Here, military commanders and news agencies were fully prepared to assert the right of the US military to target noncombatant, medical personnel. Key evidence proving that the AC-130 crew were aware that the bombing was illegal, the cockpit recordings at the "center" of the investigation, have never been released to the public. Moreover, intelligence operatives were investigating the facility prior to the strike - further indication that the initial story, that of a deliberate strike on protected persons, is fact:

"The AP also reported on Thursday that, before the bombing, U.S. special operations analysts had been gathering information on the hospital compound because they believed it was being used by a Pakistani operative to coordinate Taliban activity during the battle for Kunduz. It’s not clear whether the crew on the plane or the commanders who ordered the attack were aware that this intelligence was being gathered, but it is further evidence that the site was known to U.S. forces as a hospital."
-Joshua Keating, Slate
 Yet one more example rests in this passage - the "uncertainty" surrounding the crew's knowledge of such intelligence. This level of benefit-of-the-doubt, plausible deniability, and more broadly the right to act criminally, with impunity, reveals a philosophy of human rights obsequious and defensive of one class of people: the government and military of the US.

Of course there is no need to determine if the crew was or wasn't privy to an investigation which might lead to an illegal bombing on the MSF facility. That is the kind of responsibility-buffer that was rightly dismissed in the Nuremburg trials of Nazis who took part in genocide. Where there is evidence of collusion and direction from administrators, their curation of that evidence should be treated as untrustworthy. When the media covers potential abuses by the military, and they are given two conflicting stories of an illegal attack, they should be treating the military as unreliable and questionable.

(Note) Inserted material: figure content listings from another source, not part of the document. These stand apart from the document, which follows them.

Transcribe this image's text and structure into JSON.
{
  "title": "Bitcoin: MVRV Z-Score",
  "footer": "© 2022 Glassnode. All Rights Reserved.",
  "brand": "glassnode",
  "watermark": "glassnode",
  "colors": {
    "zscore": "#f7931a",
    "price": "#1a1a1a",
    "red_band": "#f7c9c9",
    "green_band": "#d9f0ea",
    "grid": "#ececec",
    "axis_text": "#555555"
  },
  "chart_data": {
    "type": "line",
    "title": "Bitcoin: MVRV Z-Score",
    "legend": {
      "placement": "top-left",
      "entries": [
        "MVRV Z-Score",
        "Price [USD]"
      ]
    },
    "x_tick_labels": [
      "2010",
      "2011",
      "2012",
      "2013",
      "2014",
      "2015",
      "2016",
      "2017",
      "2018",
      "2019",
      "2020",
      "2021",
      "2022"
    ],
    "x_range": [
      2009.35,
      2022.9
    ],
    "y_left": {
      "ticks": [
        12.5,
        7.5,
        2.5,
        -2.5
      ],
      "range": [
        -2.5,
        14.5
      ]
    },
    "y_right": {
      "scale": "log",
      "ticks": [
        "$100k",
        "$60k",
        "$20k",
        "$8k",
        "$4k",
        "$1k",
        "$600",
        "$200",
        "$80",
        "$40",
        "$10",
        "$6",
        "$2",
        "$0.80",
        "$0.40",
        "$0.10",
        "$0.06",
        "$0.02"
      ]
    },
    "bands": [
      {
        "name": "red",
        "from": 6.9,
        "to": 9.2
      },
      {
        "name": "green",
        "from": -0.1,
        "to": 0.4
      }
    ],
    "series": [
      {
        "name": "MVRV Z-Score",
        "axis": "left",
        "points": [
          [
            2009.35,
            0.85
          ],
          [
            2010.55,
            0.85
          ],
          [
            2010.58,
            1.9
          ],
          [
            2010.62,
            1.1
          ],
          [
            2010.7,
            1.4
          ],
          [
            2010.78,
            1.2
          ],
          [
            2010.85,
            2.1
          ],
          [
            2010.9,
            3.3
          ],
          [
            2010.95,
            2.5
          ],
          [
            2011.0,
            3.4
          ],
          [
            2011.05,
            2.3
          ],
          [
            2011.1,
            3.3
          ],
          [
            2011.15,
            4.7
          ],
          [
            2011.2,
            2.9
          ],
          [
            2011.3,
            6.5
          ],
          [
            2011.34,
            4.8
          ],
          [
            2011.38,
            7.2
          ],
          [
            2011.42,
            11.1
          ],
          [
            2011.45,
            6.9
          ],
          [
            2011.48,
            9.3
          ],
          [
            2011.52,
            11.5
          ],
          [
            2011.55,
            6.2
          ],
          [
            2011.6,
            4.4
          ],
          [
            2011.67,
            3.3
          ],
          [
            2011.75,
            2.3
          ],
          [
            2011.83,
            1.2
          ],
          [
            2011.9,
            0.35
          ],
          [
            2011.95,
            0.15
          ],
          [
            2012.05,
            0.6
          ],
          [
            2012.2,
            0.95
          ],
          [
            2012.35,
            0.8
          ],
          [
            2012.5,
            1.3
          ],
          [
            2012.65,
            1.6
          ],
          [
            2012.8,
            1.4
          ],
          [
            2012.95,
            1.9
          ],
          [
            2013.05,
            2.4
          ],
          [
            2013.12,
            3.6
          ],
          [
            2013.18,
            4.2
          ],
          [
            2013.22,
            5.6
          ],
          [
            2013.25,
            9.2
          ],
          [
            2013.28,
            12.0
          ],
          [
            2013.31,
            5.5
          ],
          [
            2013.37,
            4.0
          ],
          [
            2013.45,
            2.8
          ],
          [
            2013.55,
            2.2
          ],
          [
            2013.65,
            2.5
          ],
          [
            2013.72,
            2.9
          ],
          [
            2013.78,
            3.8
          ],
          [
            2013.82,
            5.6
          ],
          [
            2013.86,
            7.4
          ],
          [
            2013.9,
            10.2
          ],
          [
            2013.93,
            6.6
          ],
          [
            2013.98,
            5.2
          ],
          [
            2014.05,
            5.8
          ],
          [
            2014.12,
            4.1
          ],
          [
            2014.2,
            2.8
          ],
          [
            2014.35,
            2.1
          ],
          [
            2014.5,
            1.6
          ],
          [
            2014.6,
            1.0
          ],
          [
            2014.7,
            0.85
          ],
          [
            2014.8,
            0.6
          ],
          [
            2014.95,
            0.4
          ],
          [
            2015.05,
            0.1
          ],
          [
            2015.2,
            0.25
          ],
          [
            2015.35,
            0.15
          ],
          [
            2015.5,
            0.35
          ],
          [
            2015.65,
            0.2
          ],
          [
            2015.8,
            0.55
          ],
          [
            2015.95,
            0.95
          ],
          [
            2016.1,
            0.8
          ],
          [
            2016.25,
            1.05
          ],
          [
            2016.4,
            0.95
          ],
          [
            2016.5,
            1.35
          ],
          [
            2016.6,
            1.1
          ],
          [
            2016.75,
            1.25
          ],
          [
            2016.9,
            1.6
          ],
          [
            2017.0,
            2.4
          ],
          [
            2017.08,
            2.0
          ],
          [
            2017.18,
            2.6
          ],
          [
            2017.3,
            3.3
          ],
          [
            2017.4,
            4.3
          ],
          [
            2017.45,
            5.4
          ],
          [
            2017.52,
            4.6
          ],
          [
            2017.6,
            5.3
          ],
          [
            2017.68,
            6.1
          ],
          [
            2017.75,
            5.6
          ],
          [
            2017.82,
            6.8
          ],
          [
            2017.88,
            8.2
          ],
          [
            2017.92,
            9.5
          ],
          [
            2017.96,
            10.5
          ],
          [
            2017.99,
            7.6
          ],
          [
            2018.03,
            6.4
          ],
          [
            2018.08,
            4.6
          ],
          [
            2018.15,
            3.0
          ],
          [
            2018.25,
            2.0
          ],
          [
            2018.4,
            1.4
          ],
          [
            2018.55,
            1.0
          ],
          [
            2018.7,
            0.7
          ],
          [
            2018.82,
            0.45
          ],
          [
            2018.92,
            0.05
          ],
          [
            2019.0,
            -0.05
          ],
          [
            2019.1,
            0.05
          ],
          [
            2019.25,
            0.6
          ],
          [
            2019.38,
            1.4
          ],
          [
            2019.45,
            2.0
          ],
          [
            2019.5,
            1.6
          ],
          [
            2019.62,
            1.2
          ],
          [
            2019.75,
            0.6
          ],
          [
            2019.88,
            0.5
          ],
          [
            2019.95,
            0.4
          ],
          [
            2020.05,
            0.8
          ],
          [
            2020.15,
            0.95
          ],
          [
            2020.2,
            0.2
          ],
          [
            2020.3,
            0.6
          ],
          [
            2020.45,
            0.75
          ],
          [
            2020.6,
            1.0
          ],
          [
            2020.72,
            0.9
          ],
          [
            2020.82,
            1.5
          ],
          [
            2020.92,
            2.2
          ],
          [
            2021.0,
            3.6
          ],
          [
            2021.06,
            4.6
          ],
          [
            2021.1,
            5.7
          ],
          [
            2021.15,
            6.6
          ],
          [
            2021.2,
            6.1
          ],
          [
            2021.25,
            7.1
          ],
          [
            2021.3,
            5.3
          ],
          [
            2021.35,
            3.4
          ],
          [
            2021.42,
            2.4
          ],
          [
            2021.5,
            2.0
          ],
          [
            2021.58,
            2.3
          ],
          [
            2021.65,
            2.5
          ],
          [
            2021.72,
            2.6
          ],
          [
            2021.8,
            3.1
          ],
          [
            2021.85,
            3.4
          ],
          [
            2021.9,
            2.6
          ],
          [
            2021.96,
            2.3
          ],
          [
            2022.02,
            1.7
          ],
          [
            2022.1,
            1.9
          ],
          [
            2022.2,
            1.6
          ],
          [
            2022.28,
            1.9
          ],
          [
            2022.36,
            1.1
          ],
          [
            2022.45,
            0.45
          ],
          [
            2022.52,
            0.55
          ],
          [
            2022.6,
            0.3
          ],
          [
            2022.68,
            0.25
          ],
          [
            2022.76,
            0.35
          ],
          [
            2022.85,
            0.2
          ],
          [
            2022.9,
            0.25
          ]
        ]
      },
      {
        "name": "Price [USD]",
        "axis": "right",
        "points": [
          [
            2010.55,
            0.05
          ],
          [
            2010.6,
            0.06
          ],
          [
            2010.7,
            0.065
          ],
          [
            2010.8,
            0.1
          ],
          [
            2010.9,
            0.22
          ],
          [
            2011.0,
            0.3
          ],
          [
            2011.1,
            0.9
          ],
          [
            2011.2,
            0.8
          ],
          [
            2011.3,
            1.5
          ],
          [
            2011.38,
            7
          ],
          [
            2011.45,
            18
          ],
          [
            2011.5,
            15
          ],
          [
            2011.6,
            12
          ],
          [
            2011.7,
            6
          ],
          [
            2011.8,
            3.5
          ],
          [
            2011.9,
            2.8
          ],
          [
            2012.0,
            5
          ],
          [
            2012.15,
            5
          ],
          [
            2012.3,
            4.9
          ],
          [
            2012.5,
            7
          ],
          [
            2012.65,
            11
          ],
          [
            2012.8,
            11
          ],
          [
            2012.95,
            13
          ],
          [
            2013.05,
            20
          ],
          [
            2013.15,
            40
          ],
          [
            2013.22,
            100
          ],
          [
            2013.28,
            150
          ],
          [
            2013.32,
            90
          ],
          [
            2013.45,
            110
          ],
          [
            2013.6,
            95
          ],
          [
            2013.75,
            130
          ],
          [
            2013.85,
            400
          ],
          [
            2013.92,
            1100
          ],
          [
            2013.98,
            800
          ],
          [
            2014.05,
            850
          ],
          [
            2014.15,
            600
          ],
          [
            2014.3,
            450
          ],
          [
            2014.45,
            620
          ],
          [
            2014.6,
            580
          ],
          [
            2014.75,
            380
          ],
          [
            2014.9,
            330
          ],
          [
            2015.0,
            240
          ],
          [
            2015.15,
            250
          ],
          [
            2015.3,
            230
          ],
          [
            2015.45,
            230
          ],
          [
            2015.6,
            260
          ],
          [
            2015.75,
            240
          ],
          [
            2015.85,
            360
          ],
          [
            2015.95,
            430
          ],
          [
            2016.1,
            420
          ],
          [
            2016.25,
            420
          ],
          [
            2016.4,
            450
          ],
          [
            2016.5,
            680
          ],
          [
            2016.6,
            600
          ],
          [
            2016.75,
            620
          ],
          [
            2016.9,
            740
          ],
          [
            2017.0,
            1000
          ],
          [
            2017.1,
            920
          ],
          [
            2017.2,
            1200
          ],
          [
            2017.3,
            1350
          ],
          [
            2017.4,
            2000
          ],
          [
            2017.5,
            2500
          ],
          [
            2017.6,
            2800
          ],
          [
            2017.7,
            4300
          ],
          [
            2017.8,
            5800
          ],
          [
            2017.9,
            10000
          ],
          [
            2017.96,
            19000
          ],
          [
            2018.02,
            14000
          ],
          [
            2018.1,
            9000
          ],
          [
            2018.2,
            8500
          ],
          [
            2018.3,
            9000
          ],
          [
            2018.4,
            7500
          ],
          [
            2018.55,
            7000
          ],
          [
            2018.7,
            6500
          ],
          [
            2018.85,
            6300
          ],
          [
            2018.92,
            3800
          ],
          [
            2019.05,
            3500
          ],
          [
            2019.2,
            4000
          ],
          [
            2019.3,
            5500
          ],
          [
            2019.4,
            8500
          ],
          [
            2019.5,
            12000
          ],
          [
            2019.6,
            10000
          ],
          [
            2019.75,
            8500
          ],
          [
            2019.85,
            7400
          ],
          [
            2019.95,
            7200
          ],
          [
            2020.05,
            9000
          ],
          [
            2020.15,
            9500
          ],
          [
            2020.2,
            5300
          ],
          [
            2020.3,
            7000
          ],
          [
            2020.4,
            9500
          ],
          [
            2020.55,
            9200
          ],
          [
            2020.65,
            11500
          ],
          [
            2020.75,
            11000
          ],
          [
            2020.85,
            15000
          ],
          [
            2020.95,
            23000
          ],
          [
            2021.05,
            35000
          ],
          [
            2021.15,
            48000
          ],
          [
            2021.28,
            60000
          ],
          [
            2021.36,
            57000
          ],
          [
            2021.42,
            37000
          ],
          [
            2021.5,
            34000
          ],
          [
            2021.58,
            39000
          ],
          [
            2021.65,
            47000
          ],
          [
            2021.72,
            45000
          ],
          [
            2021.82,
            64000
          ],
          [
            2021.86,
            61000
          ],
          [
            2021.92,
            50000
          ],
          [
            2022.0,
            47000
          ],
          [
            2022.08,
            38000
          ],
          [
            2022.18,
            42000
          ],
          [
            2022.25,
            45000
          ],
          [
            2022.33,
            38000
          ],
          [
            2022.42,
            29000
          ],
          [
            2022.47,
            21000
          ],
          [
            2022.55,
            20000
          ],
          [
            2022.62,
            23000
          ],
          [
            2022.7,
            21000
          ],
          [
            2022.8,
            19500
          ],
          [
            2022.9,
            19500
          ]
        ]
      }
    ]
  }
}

Instead, we have the rights of the powerful as the only determinate factor in the agenda of the news, as well as the standard for prosecutorial bodies which are responsible to hold the military to account. The notion that a newspiece should defend the rights of a military to plausibly justify killing civilians, or the notion that anti-Indian and anti-women policies can be justified as a freedom of Nikki Haley, are slaps in the faces of victims of war crimes, immigrants and women. It means the prosecutors and media in question do not work for these groups, but only to defend attacks on them. Further, it is a level of sensitivity to rights which is quite extreme - extending freedom of conscience to representative/executive bodies - and, crucially, applied to the very group which has a responsibility to *not* abuse their power - whose sexism, racism, or criminality is much more than words, but even deadly.

In politics, it is right to demand that women, minorities, and civilians be protected where they are at risk. No ethnic makeup of a politician, or military maneuverability needs, can free them of their responsibility to represent a pluralist society, and act lawfully.